Yesterday’s publication of the Competition and Markets Authority enquiry into reforming the retail banking sector has provoked a great deal of reaction, not all of it positive.
The Institute of Directors (IoD), also had its say, and was broadly positive, welcoming in particular CMA’s decision to rule out major changes such as a ban on free bank accounts or a break-up of Britain’s biggest banks.
The IoD’s head of economic policy Jimmy McLoughlin said: “The job of regulators is to facilitate the easiest possible solutions, like proposals to encourage price comparison websites, give customers control over their data and allow challenger firms the space to scale-up and compete.”

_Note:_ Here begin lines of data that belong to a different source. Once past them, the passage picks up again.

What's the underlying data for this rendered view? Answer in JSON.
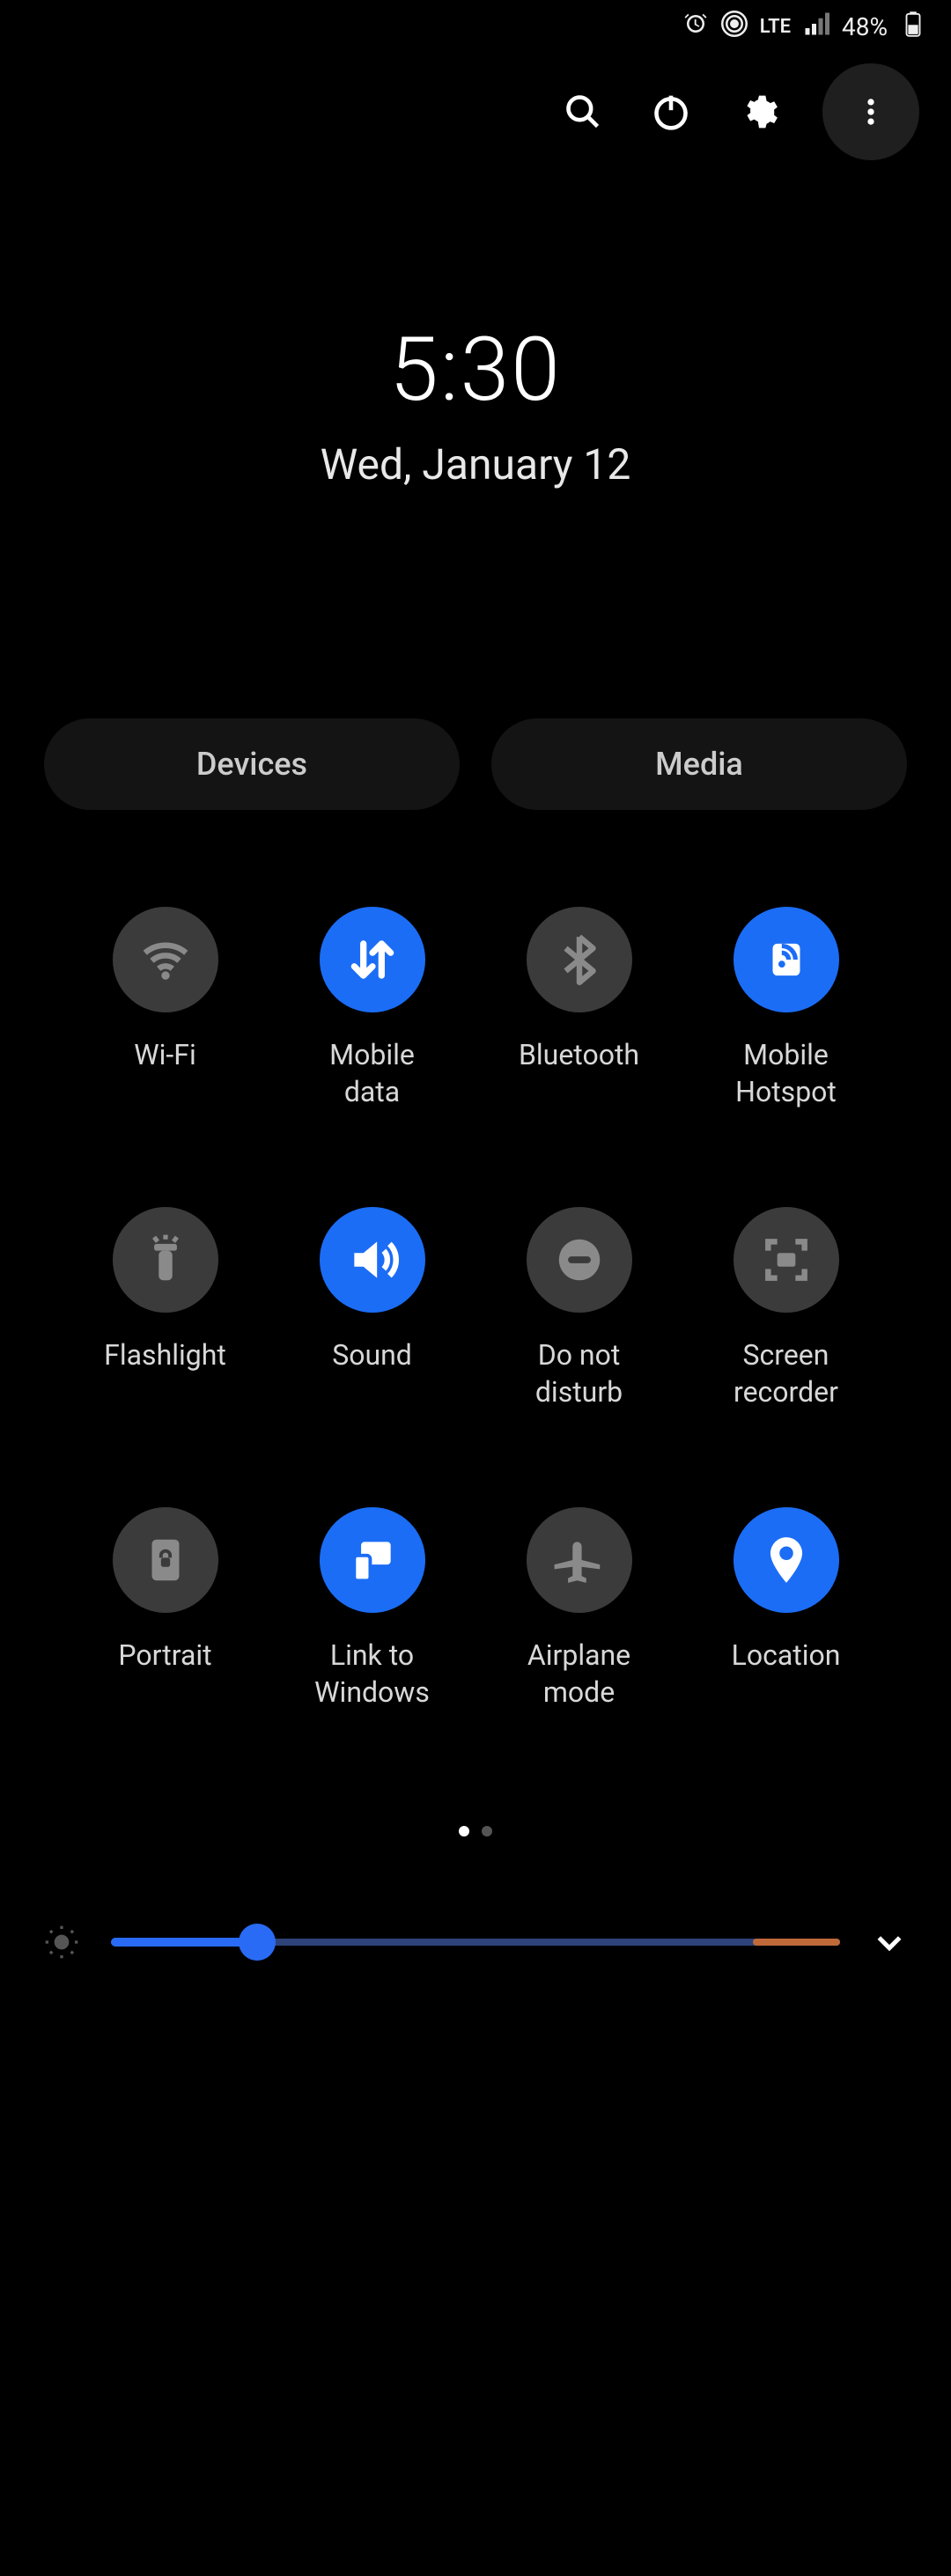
{
  "status": {
    "alarm_icon": "alarm-icon",
    "hotspot_icon": "hotspot-status-icon",
    "network_type": "LTE",
    "signal_icon": "signal-icon",
    "battery_percent": "48%",
    "battery_icon": "battery-icon"
  },
  "top_actions": {
    "search_icon": "search-icon",
    "power_icon": "power-icon",
    "settings_icon": "settings-icon",
    "more_icon": "more-icon"
  },
  "clock": {
    "time": "5:30",
    "date": "Wed, January 12"
  },
  "panels": {
    "devices": "Devices",
    "media": "Media"
  },
  "tiles": [
    {
      "key": "wifi",
      "label": "Wi-Fi",
      "active": false,
      "icon": "wifi-icon"
    },
    {
      "key": "mdata",
      "label": "Mobile\ndata",
      "active": true,
      "icon": "data-arrows-icon"
    },
    {
      "key": "bt",
      "label": "Bluetooth",
      "active": false,
      "icon": "bluetooth-icon"
    },
    {
      "key": "hotspot",
      "label": "Mobile\nHotspot",
      "active": true,
      "icon": "hotspot-icon"
    },
    {
      "key": "flash",
      "label": "Flashlight",
      "active": false,
      "icon": "flashlight-icon"
    },
    {
      "key": "sound",
      "label": "Sound",
      "active": true,
      "icon": "speaker-icon"
    },
    {
      "key": "dnd",
      "label": "Do not\ndisturb",
      "active": false,
      "icon": "dnd-icon"
    },
    {
      "key": "srec",
      "label": "Screen\nrecorder",
      "active": false,
      "icon": "screen-record-icon"
    },
    {
      "key": "portrait",
      "label": "Portrait",
      "active": false,
      "icon": "portrait-lock-icon"
    },
    {
      "key": "link",
      "label": "Link to\nWindows",
      "active": true,
      "icon": "link-windows-icon"
    },
    {
      "key": "airplane",
      "label": "Airplane\nmode",
      "active": false,
      "icon": "airplane-icon"
    },
    {
      "key": "location",
      "label": "Location",
      "active": true,
      "icon": "location-icon"
    }
  ],
  "pagination": {
    "current": 0,
    "total": 2
  },
  "brightness": {
    "value_percent": 20,
    "warn_threshold_percent": 88,
    "sun_icon": "brightness-icon",
    "expand_icon": "chevron-down-icon"
  }
}
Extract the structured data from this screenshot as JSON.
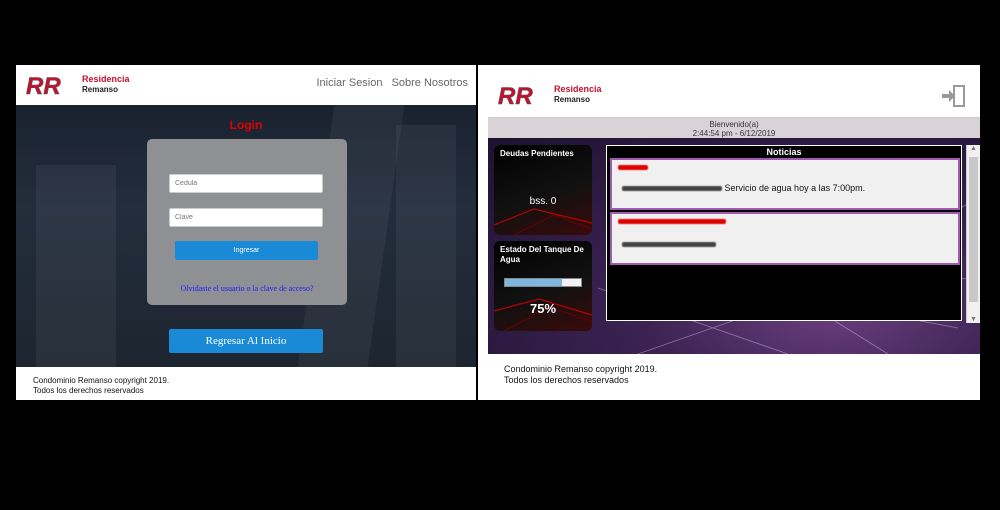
{
  "brand": {
    "line1": "Residencia",
    "line2": "Remanso",
    "mark": "RR"
  },
  "login_page": {
    "nav": [
      "Iniciar Sesion",
      "Sobre Nosotros"
    ],
    "title": "Login",
    "cedula_placeholder": "Cedula",
    "clave_placeholder": "Clave",
    "ingresar": "Ingresar",
    "forgot": "Olvidaste el usuario o la clave de acceso?",
    "back": "Regresar Al Inicio"
  },
  "dashboard": {
    "welcome": "Bienvenido(a)",
    "datetime": "2:44:54 pm - 6/12/2019",
    "debts_title": "Deudas Pendientes",
    "debts_value": "bss. 0",
    "tank_title": "Estado Del Tanque De Agua",
    "tank_value": "75%",
    "tank_level": 0.75,
    "news_title": "Noticias",
    "news_item_1_text": "Servicio de agua hoy a las 7:00pm."
  },
  "footer": {
    "line1": "Condominio Remanso copyright 2019.",
    "line2": "Todos los derechos reservados"
  },
  "colors": {
    "accent_blue": "#1a8ad6",
    "alert_red": "#e00000",
    "news_border": "#a05ab0"
  },
  "icons": {
    "exit": "exit-door-icon"
  }
}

McLoughlin was especially pleased to see the report had addressed the issue of transparency among banks. “Perhaps the most exciting of the CMA’s remedies is the focus on the value of data as a way of opening up the market to greater competition, allowing for more accurate comparisons between potential lenders. The information revolution offers huge opportunities to harness the power of data, and it is welcome the watchdog is recognising its potential.”
Transparency the key
The CBI, meanwhile also chose to voice its support for the move towards more data sharing and transparency. Interim chief policy director Matthew Fell said: “Business and consumers want competition and choice in the retail banking market, and will welcome the CMA’s initial ideas to improve the Midata service and proposals for a new price comparison website for business.”
That said, competition in the market remains an issue for the CBI. In the next few months of fine tuning its report, Fell urged the CMA to “focus on measures that help challenger banks scale-up, by levelling the playing field on the cost of capital whilst helping to publicise the switching service”.
‘No magic bullet’
But will making switching bank accounts easier – a centrepiece of the CMA measures – really make such a big difference, given some of the underlying structural issues facing banks? George Nikolaidis, EEF senior economist, is skeptical.
“Given the low impact these remedies have had in other failing markets, such as energy, we shouldn’t be putting all our eggs in this particular basket,” he said. “These remedies are unlikely to be the magic bullet that will solve the underlying competition issues in the financial sector,” he added.